Myth 3: Bad parenting causes mental health illnesses
There is no perfect recipe for parenting, and as a parent you shouldn’t see it as a failure if your child does have a mental health illness. Due to the variety of mental health illnesses, it is easy to miss the signs completely and this certainly is not caused by bad parenting. Parents with children that have a mental illness sometimes feel guilty because they feel responsible for missing the signs, or their child tried to express their pain and the parent minimized the situation. Cases similar to these reinforce the need for additional discussion of mental health issues because they are rooted not in malice but more so in a lack of understanding.

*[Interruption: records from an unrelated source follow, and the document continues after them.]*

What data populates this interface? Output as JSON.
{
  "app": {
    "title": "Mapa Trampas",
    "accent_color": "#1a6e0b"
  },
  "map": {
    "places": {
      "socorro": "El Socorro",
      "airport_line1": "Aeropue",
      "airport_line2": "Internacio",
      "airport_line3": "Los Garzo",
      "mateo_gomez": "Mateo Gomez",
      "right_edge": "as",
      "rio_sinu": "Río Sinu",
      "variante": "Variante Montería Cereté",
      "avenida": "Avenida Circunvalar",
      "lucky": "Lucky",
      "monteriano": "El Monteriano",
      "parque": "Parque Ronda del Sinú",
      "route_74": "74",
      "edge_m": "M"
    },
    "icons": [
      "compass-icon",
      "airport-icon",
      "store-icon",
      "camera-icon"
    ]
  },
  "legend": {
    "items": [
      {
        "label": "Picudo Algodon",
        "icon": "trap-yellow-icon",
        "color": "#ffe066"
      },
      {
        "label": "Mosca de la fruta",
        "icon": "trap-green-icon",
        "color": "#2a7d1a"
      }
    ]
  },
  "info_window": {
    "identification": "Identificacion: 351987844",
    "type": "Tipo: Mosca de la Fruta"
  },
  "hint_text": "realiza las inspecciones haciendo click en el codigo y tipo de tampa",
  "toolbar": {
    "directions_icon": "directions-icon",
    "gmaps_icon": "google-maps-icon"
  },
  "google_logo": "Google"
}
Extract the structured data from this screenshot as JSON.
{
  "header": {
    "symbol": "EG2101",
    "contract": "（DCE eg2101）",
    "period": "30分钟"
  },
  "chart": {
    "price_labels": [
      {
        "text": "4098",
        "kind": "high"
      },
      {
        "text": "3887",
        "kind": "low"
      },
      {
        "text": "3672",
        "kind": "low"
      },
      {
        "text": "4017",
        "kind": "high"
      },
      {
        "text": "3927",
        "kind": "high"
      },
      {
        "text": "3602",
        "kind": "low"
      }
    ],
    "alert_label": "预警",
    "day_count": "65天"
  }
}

A child’s biochemistry and their environment are often responsible for the development of mental health illnesses. A few factors that can develop a mental health illness include stressful situations and/or exposure to harmful substances during infancy. This can disrupt the brain’s chemistry and some may be more prone to the effects of these factors due to their genetics. If you are concerned that your child may be at risk, there are ways to address concerns before they become more pronounced. Start by seeking out your local mental health association, school counsellor, or doctor for more information.
Myth 4: Seeking treatment makes the child worse
Parents are often hesitant in consulting medical help out of fear that their child will receive unnecessary medication or waste time in therapy. It is important to remember that the combination of treatments a child may receive is specifically tailored to them. No brain chemistry is the same. Children with mental health illnesses may be fine with only receiving therapy, only receiving medication, or a combination of the two.
There are professionals in the field of mental health that are trained to see warning signs and understand the benefits of therapy and prescription. We often put our trust in medical doctors who prescribe medication for physical illnesses – and just as we trust our doctors, we should trust mental health experts.
Mental health isn’t easy and can even be worrisome when it comes to children. It’s essential for parents to start by having an open dialogue with their children, where both parties are able to express how they’re feeling. Starting a healthy conversation with children early on and providing a safe space may help them feel more comfortable to seek help. For guidance on how to start the conversation or engage your child, seek out external resources including your child’s school or doctor.